In the world of government, there are many acronyms, and more and more we are hearing the acronym “TIF.”
Standing for tax increment financing, TIF was designed many years ago to promote economic development. When successful, TIF generally works in the following manner:
A specific area is first designated a TIF district. A municipality then makes infrastructure improvements or provides developers with incentives that have the express purpose of subsidizing new development in the district.
Many times the subsidy comes from money borrowed using bonds. The increased property tax revenues that are generated from new development in the district are then put toward paying off the financial subsidy. Therefore, while the district lasts — which is often as long as 27 years — none of the additional tax revenue flows in the normal manner to the surrounding municipality, county, school district or technical-college district.
I am not opposed to TIF. It’s a valuable means of promoting economic development. My concern is that its current overuse and abuse will give TIF a black eye.
In the state Legislature’s previous session, I was chairman of the Assembly’s State and Local Finance Committee and learned of numerous TIF districts whose failure had risen to the level of requiring special help from the state.
Every time I encountered one, I wondered what the decision-makers who were responsible for these messes were thinking. An unneeded public subsidy is crony capitalism, letting the government pick winners and losers. It should be the free market that instead determines the ultimate viability of a real estate development.
Initially, TIF districts were used as a mechanism to redevelop blighted or environmentally tainted places. Many of the properties within TIF districts had a negative value before being redeveloped, so they generated little, if any, property-tax revenue.
To provide help to these properties, municipalities borrowed money for projects meant to eliminate blight. Relying on TIF required developers to pass the so-called but for test. In other words, they had to prove that “but for” the proposed TIF district, the development of the property would not be possible.
TIF allowed these properties to return to the tax rolls, oftentimes encouraging more economic development and, most importantly, benefiting all taxpayers affected by the district.
Fast forward to today. In the current environment, it is often difficult to find new real estate developments that do not include a TIF subsidy.
Encouraged by the beneficiaries of TIF — such as property owners, developers, eager financial consultants and accommodating bond houses — municipalities are subsidizing private developments that in many cases are unnecessarily lining the pockets of the aforementioned stakeholders. All this comes at the expense of the taxpayers whom the policy is intended to benefit. The disturbing trend is the proliferation of TIF beyond the limits set by the “but for” test.
Today’s levy limits further complicate this troubling trend. A desire to control Wisconsin’s high property taxes has led to the setting of levy limits on municipalities throughout the state.
Virtually the only way to increase local tax revenues is through new construction.
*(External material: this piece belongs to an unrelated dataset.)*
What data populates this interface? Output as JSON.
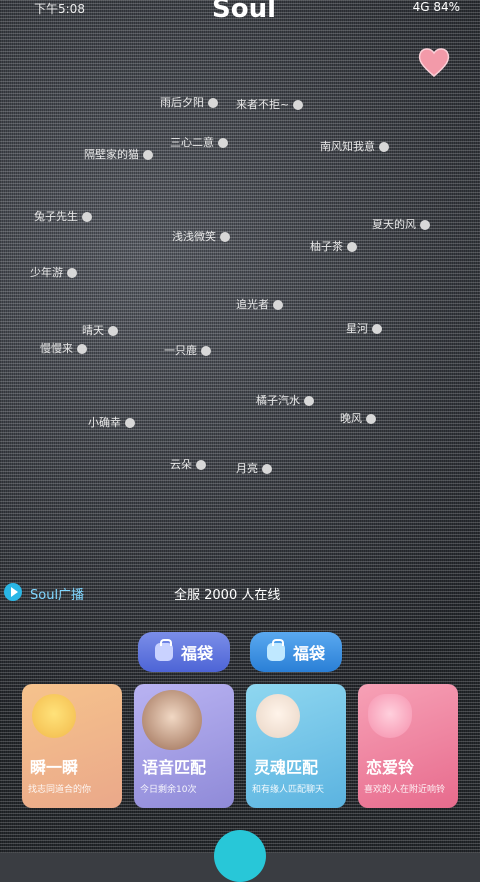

Unfortunately and frequently, new development is encouraged to occur in TIF districts, where all revenues are diverted from local government coffers. The problem is self-evident — there are no increases in revenues to offset the inevitable demands that new development within TIF districts ultimately places on local governments.
As someone with experience in real estate development, I understand the benefit of TIF districts and agree with the original intent behind them. The districts were clearly meant to benefit local taxpayers.
Unfortunately, manipulations of various sorts, even in successful TIF districts, often forestall or even destroy the promised benefit. Instead of quickly paying off the underlying debt of a TIF district, TIF revenues are too often directed toward supporting additional expenditures. At other times, the revenue is used subsidize a separate, railing TIF district.
Those who would defend the public’s interest should set their sights on curtailing the reliance on unnecessary TIF districts, increasing the viability of appropriate TIF districts and ensuring TIF districts benefit all taxpayers, not just special interests.